The fifth in the Seeds of Change series: 20 strategies for systemic change described by members of the Vincentian Family’s Commission for Promoting Systemic Change. The Rev. Fr. Norberto L. Carcellar, C. M. writes:

Systemic Change Strategy Five: Have a holistic vision which addresses basic human needs – individual and social, spiritual and physical, especially jobs, health care, housing, education, spiritual growth – with an integral approach toward prevention and sustainable development.

Poverty is multi-contextual and spans varying levels. Yet at its core, poverty should not be separated from its having a human face, its humanness. Hence, any strategy for systemic change should therefore acknowledge such aspects of poverty and move accordingly. A story that utilized systemic change strategies is that of the Lower Tipolo Homeowners’ Association, Inc (LTHAI).

LTHAI is a community association member of the Homeless Peoples’ Federation of the Philippines (HPFP), a national level social movement promoting community-led approaches for secure tenure and improved urban livability in cities. The LTHAI is a duly registered community association occupying a flood-prone city government land with 255 households-savers as members who survived a fire that razed their homes last July 25, 2007.

The city donated the land, all 9.2 hectares of it, to the actual urban poor occupants that include the LTHAI members. Their self-help initiatives at building their community capacities through savings have created the space for them to articulate, plan, implement and evaluate their development agenda.
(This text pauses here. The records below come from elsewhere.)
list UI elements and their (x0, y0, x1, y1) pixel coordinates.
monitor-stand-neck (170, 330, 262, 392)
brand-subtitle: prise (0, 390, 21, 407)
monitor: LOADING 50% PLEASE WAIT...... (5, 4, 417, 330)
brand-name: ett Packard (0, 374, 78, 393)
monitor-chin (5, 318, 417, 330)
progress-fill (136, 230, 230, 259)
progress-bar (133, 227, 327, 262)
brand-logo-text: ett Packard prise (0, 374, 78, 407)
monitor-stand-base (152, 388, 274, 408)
Their community savings and contributions to an urban poor development fund (UPDF) gave them the wherewithal to apply and receive a loan from other networked community savers of the HPFP. LTHAI used the loan proceeds to undertake the appropriate land filling needed to initiate their return to and upgrading of the area.
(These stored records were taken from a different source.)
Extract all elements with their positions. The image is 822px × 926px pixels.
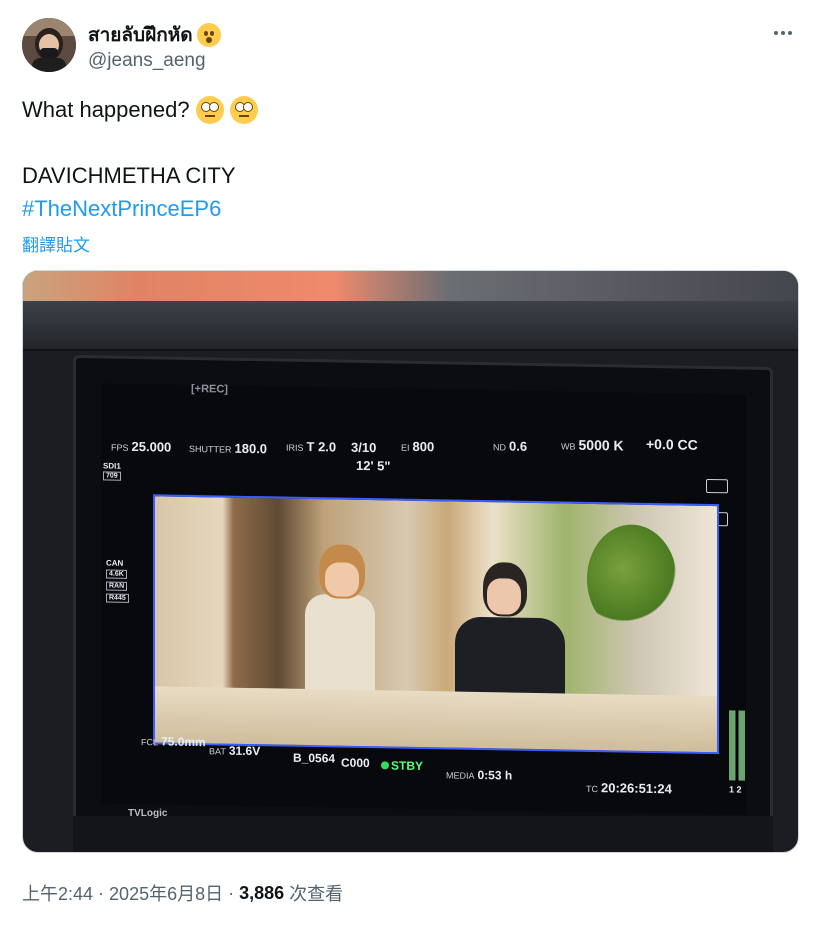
hud-clip-code: C000 bbox=[341, 755, 370, 771]
tweet-footer: 上午2:44 · 2025年6月8日 · 3,886 次查看 bbox=[22, 880, 343, 906]
monitor-screen: [+REC] FPS 25.000 SHUTTER 180.0 IRIS T 2.0 … bbox=[101, 382, 746, 815]
views-count[interactable]: 3,886 bbox=[239, 883, 284, 904]
hud-ei-value: 800 bbox=[412, 438, 435, 455]
author-name-row[interactable]: สายลับฝึกหัด bbox=[88, 20, 221, 50]
hud-bat-value: 31.6V bbox=[228, 743, 261, 759]
more-dot-icon bbox=[781, 31, 785, 35]
author-display-name[interactable]: สายลับฝึกหัด bbox=[88, 20, 193, 50]
hud-status: STBY bbox=[381, 758, 423, 773]
tweet-text-line-1: What happened? bbox=[22, 96, 258, 124]
hud-fraction: 3/10 bbox=[351, 439, 377, 456]
hud-iris-label: IRIS bbox=[286, 442, 304, 453]
more-dot-icon bbox=[788, 31, 792, 35]
hud-fps-label: FPS bbox=[111, 442, 129, 453]
hud-tc-value: 20:26:51:24 bbox=[601, 780, 672, 797]
hud-fcl-value: 75.0mm bbox=[161, 734, 206, 750]
hud-wb-value: 5000 K bbox=[578, 436, 624, 454]
hud-can-line: RAN bbox=[106, 581, 128, 591]
rolling-eyes-emoji-icon bbox=[229, 96, 258, 124]
audio-meter-label: 1 2 bbox=[729, 784, 742, 795]
hud-ei-label: EI bbox=[401, 442, 410, 453]
hud-ei: EI 800 bbox=[401, 438, 435, 455]
hud-fcl-label: FCL bbox=[141, 737, 159, 748]
tweet-time[interactable]: 上午2:44 bbox=[22, 880, 93, 906]
hud-fps: FPS 25.000 bbox=[111, 439, 171, 455]
hud-status-value: STBY bbox=[391, 758, 424, 774]
hud-tc-label: TC bbox=[586, 783, 598, 795]
hud-can-label: CAN bbox=[106, 558, 124, 568]
hud-tc: TC 20:26:51:24 bbox=[586, 780, 672, 796]
hud-iris: IRIS T 2.0 bbox=[286, 439, 336, 455]
hud-bat: BAT 31.6V bbox=[209, 743, 261, 759]
hud-rec-indicator: [+REC] bbox=[191, 382, 228, 396]
hashtag-link[interactable]: #TheNextPrinceEP6 bbox=[22, 196, 221, 222]
views-label: 次查看 bbox=[289, 884, 344, 904]
hud-sdi-value: 709 bbox=[103, 471, 121, 481]
hud-cc: +0.0 CC bbox=[646, 435, 698, 453]
hud-fcl: FCL 75.0mm bbox=[141, 734, 206, 749]
status-dot-icon bbox=[381, 761, 389, 770]
more-dot-icon bbox=[774, 31, 778, 35]
usb-icon bbox=[706, 478, 728, 494]
hud-nd-value: 0.6 bbox=[509, 438, 528, 454]
hud-nd: ND 0.6 bbox=[493, 438, 527, 454]
tweet-text-line-2: DAVICHMETHA CITY bbox=[22, 163, 236, 188]
monitor-hood bbox=[23, 301, 798, 351]
hud-wb-label: WB bbox=[561, 441, 576, 452]
footer-separator: · bbox=[98, 882, 105, 903]
author-handle[interactable]: @jeans_aeng bbox=[88, 50, 206, 72]
hud-clip: B_0564 bbox=[293, 750, 336, 766]
hud-shutter-label: SHUTTER bbox=[189, 443, 232, 455]
hud-bat-label: BAT bbox=[209, 746, 226, 757]
tweet-text: What happened? bbox=[22, 97, 190, 122]
hud-media: MEDIA 0:53 h bbox=[446, 767, 513, 783]
hud-media-label: MEDIA bbox=[446, 770, 475, 781]
hud-iris-value: T 2.0 bbox=[306, 438, 337, 455]
avatar-image bbox=[22, 18, 76, 72]
hud-distance: 12' 5" bbox=[356, 457, 391, 474]
hud-media-value: 0:53 h bbox=[477, 767, 513, 783]
monitor-brand: TVLogic bbox=[128, 808, 168, 819]
hud-can-line: 4.6K bbox=[106, 569, 127, 579]
hud-nd-label: ND bbox=[493, 442, 506, 453]
hud-shutter: SHUTTER 180.0 bbox=[189, 440, 268, 457]
plant-shape bbox=[587, 523, 677, 636]
monitor-chin: TVLogic bbox=[73, 808, 773, 852]
astonished-face-icon bbox=[196, 23, 221, 47]
footer-separator: · bbox=[228, 882, 235, 903]
avatar[interactable] bbox=[22, 18, 76, 72]
hud-wb: WB 5000 K bbox=[561, 436, 624, 454]
hud-shutter-value: 180.0 bbox=[234, 440, 268, 457]
audio-meter bbox=[729, 710, 745, 781]
hud-sdi-label: SDI1 bbox=[103, 461, 121, 471]
rolling-eyes-emoji-icon bbox=[195, 96, 224, 124]
translate-post-link[interactable]: 翻譯貼文 bbox=[22, 231, 90, 256]
tweet-photo[interactable]: [+REC] FPS 25.000 SHUTTER 180.0 IRIS T 2.0 … bbox=[22, 270, 799, 853]
hud-fps-value: 25.000 bbox=[131, 438, 172, 455]
hud-can-line: R445 bbox=[106, 593, 129, 603]
tweet-card: สายลับฝึกหัด @jeans_aeng What happened? … bbox=[0, 0, 822, 926]
tweet-date[interactable]: 2025年6月8日 bbox=[109, 880, 223, 906]
camera-preview-frame bbox=[153, 494, 719, 755]
more-options-button[interactable] bbox=[766, 22, 800, 44]
field-monitor: [+REC] FPS 25.000 SHUTTER 180.0 IRIS T 2.0 … bbox=[73, 354, 773, 838]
Initial community profiling through the conduct and analysis of socio eco surveys, strong membership governance, conduct of face to face, hands-on learning exchanges and engagements with the government, professionals and academe collaborators have placed the community in a position to further drive their upgrading processes. Such undertakings not only address their secure tenure and urban livability needs but more importantly, lay the platform with which to launch their participation in the city’s development as agents of change and as equal partners thereto.

The ongoing LTHAI experiences showcase how people-driven initiatives to address identified needs and aspirations, coupled with willing support groups from their own sector, and that of private and public technical and legal spheres, form the basis for promoting a holistic vision as an approach strategy for systemic change. Such holistic vision captures the four (4) groupings of the strategies of the Commission for Promoting Systemic Change of the Vincentian Family:

  • Mission-oriented strategies (motivation and direction);
  • Task-oriented strategies (organization);
  • People-oriented strategies focusing on the poor as the persons who are most capable of changing their own situations;
  • Strategies focusing on co-responsibility, networking and political action (participation and solidarity)

These successes of poor communities, in whatever form and degree, need to be celebrated firstly, as an attestation of their own invaluable stake and efforts at surviving poverty.

Secondly, such a celebration, especially by those who wish to collaborate with the initiatives of the poor, should accept the fact that whatever support they can muster to extend, really pales in comparison to the unwavering efforts made by the poor themselves in merely surviving poverty.

Finally, the celebration of such victories call for a commitment from collaborators to willingly dive into the problem and work with the poor, unfettered by biases and the need for long preparations.